In Latin America, I see a lot of interesting things coming out. I look at Argentina, where we have double-digit yields, and there is possibly an interesting window opening soon. I do not know whether the story is as good as Brazil’s, but I definitely see interest in certain Latin American currencies.

If you look at Africa, most yields are pretty low bearing in mind what is actually happening on this continent. Relative to risk, my personal perception is that we will see some transactions, but it will not become a market like Turkish lira.

We have been through a big phase of positive development overall in niche currencies, and we are now entering markets that have historically been regarded as emerging markets. Five years ago, people were looking at Norwegian kroner, now we are talking about Turkish lire. How much deeper can it go? I do not know. It has to do with asset competition: at some stage maybe the equity markets are offering a better bet than fixed-income markets. The initiator will be the investor. When the investor comes and says he wants some exposure in that area, I am sure the banks will look at this in greater detail.
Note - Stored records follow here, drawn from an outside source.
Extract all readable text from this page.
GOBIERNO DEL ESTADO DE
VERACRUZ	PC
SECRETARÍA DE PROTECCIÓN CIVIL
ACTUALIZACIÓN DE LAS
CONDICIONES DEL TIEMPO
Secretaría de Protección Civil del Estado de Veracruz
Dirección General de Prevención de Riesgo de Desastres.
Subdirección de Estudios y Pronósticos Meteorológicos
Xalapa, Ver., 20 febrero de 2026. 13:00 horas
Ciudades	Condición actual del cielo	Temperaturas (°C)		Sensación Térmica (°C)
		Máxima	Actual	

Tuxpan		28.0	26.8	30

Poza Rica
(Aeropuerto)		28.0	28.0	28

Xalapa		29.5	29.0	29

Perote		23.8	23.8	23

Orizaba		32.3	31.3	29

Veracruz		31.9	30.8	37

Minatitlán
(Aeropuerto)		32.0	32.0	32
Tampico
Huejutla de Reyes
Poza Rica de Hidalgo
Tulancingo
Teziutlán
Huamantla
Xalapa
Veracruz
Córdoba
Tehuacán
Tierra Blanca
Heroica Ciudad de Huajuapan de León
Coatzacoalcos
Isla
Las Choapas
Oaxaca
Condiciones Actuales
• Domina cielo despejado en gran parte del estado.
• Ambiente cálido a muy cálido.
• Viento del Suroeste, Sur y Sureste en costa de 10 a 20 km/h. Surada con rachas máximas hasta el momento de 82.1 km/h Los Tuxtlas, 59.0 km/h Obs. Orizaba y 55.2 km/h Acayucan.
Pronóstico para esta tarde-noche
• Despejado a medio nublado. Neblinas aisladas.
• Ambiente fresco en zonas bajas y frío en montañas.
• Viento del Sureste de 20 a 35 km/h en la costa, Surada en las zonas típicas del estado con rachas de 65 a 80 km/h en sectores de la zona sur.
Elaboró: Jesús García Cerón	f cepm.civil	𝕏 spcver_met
David Smith: The biggest factors are settlement and currency issues. In Turkey, decimalisation reinvigorated that market, obviously held by high yields.

I think Brazil has strong investor interest. We are seeing issuance in excess of US$3 to US$4 billion a year over the last three years in Brazilian-linked products. Asian currencies are all very interesting to investors looking to diversify, but most of them are non-deliverable. Institutional investors have access to those markets through synthetic structures but, if they became settlement currencies, you would see another kind of growth there.

I think in terms of the really big markets, those that have longevity invariably have relatively sophisticated banking markets. South Africa has been around for a very long period of time and has a very sophisticated banking market and investor base. You will see the same result in Mexico and you have the capacity in Brazil and in Chile in terms of a fairly active domestic investor community that will grow and support the market.

If you look at Asia and India, that is very interesting. Obviously, a massive population base, a very big banking sector and high yields, but you also have exchange controls. So you will see strong growth out of those areas just by virtue of the sheer magnitude of the economies concerned.